Director des Archivs zu Karlsruhe.

Dritter Band.
Heiligen lieder.

Freiburg im Breisgau,
Herder'sche Verlagshandlung.

1855.

Vorrede.

Die Heiligenlieder werden am besten geordnet, wenn man der Litanei auf alle Heiligen folgt, wonach schon die alten Kirchenschriftsteller dieselben eingetheilt haben. (Sieh S. 9.) Es gehen also die Lieder auf die Gesammtheit der Heiligen voraus, darauf folgen die Klassen derselben, sodann die Reihe der einzelnen nach dem Alphabet ihrer Namen. Wenn eine Klasse durch eine bestimmte Anzahl von Heiligen abgeschlossen ist, wie z. B. die der Apostel, so ist es für den Gebrauch bequemer, die Lieder auf die Einzelnen ihrer Klasse beizufügen, was ich gethan habe. Eine solche Anordnung war für dieses Werk auch darum nöthig, weil sie es möglich machte, den grössten Theil der gesammelten Lieder in diesen Band aufzunehmen und damit das Werk zu schliessen. Da nämlich die Heiligenlieder die zahlreichsten sind, so musste ihre Erklärung abgekürzt werden, um mehr Texte in diesem Bande unterzubringen, denn die kritische Behandlung konnte nicht verändert werden. Der Commentar zu den Hymnen ist also nur bis

zum Anfang der Lieder auf die einzelnen Heiligen in der bisherigen Weise bearbeitet, von dort an nehmen die Anmerkungen ab und sind nur noch in besondern Fällen ausführlich, wo ich es nicht wol unterlassen durfte. Man könnte zwar einwenden, ich hätte nicht so viele Lieder auf einzelne Heilige aufnehmen und dadurch Raum gewinnen sollen, indem es an wenigen Proben für jeden Heiligen genüge; erhebliche Gründe bestimmten mich aber, diesen Weg nicht einzuschlagen.
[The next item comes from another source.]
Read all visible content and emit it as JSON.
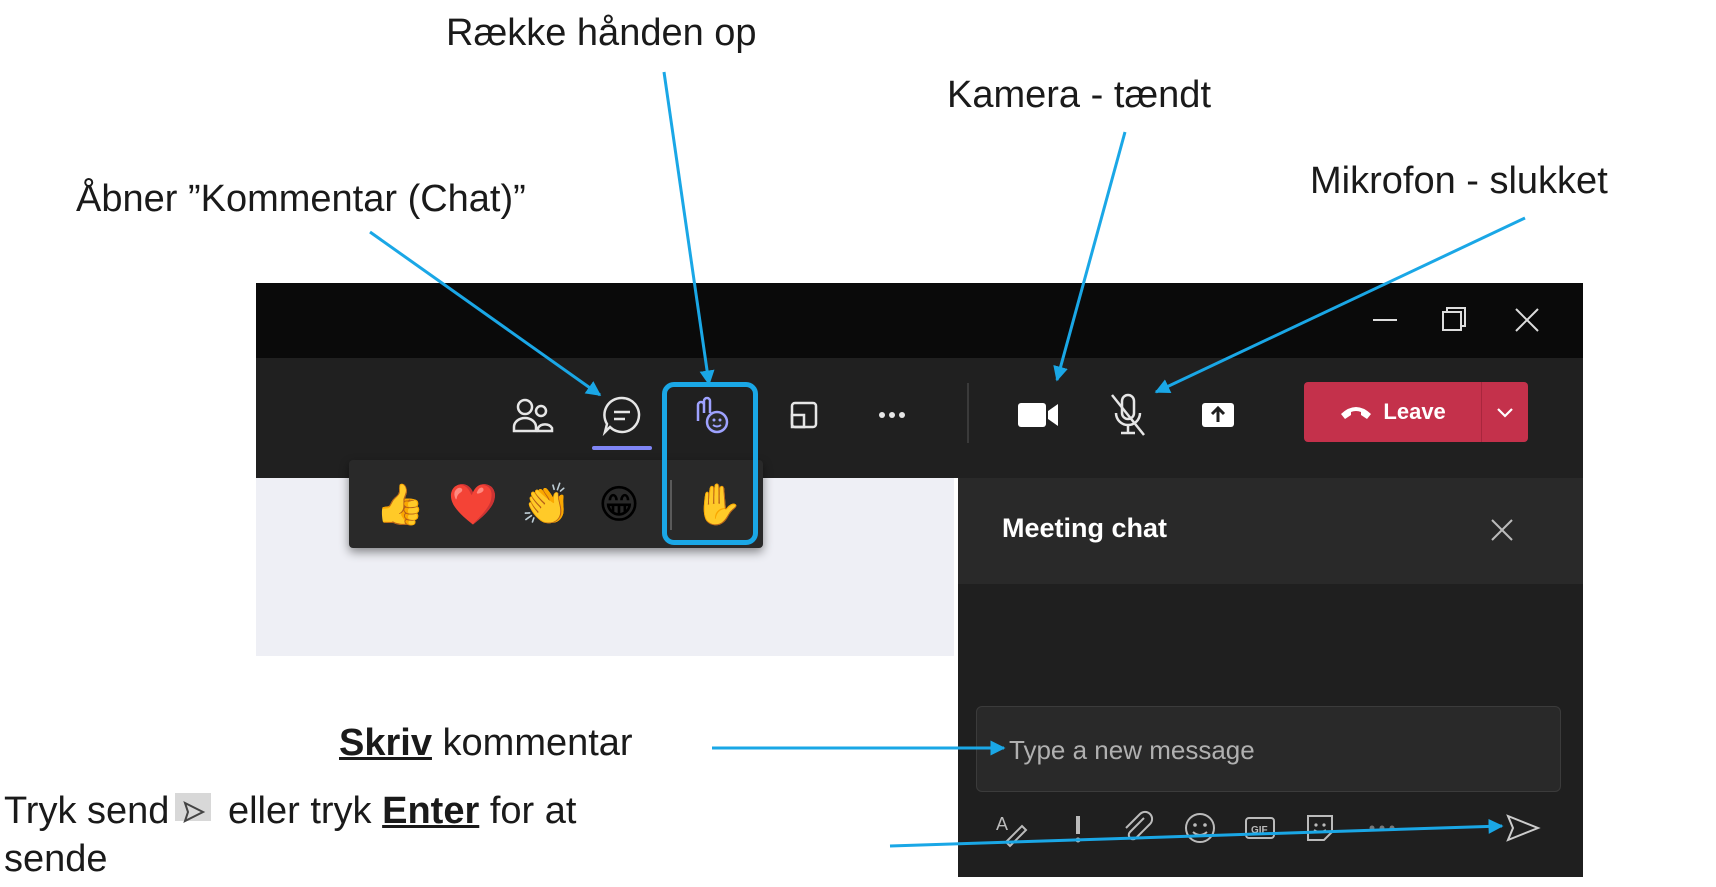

Denn von jenen Heiligen, die früh und allgemein verehrt wurden, bildete sich ein Liederkreis, worin die Entwicklung der Hymnologie im Kleinen sich abspiegelt, wie es z. B. in den Liedern auf die h. Katherina ersichtlich ist. Um daher diese Wechselwirkung kennen zu lernen und in der Geschichte der Hymnologie richtig zu beurtheilen, ist es nothwendig, den Liederkreis auf jeden Heiligen so vollständig zu geben, als man kann, weil nur dadurch sich jene Beziehungen deutlich herausstellen. Auch ist längst bekannt, dass die Heiligenlieder für die örtliche und landschaftliche Kirchengeschichte beachtenswerth sind und für geschichtliche Hülfsmittel gelten. Wer nicht alle Umstände kennt, welche für die topographische Kirchengeschichte von Interesse sind, der kann unmöglich eine richtige Auswahl solcher Lieder machen und thut jedenfalls besser, sie alle mitzutheilen. Hierdurch gewinnt auch die Literärgeschichte, denn in einer Reihe von Liedern auf einen Kirchenpatron wird man die Stufe der Bildung und die Beschaffenheit der geistlichen Dichtkunst des Ortes erkennen.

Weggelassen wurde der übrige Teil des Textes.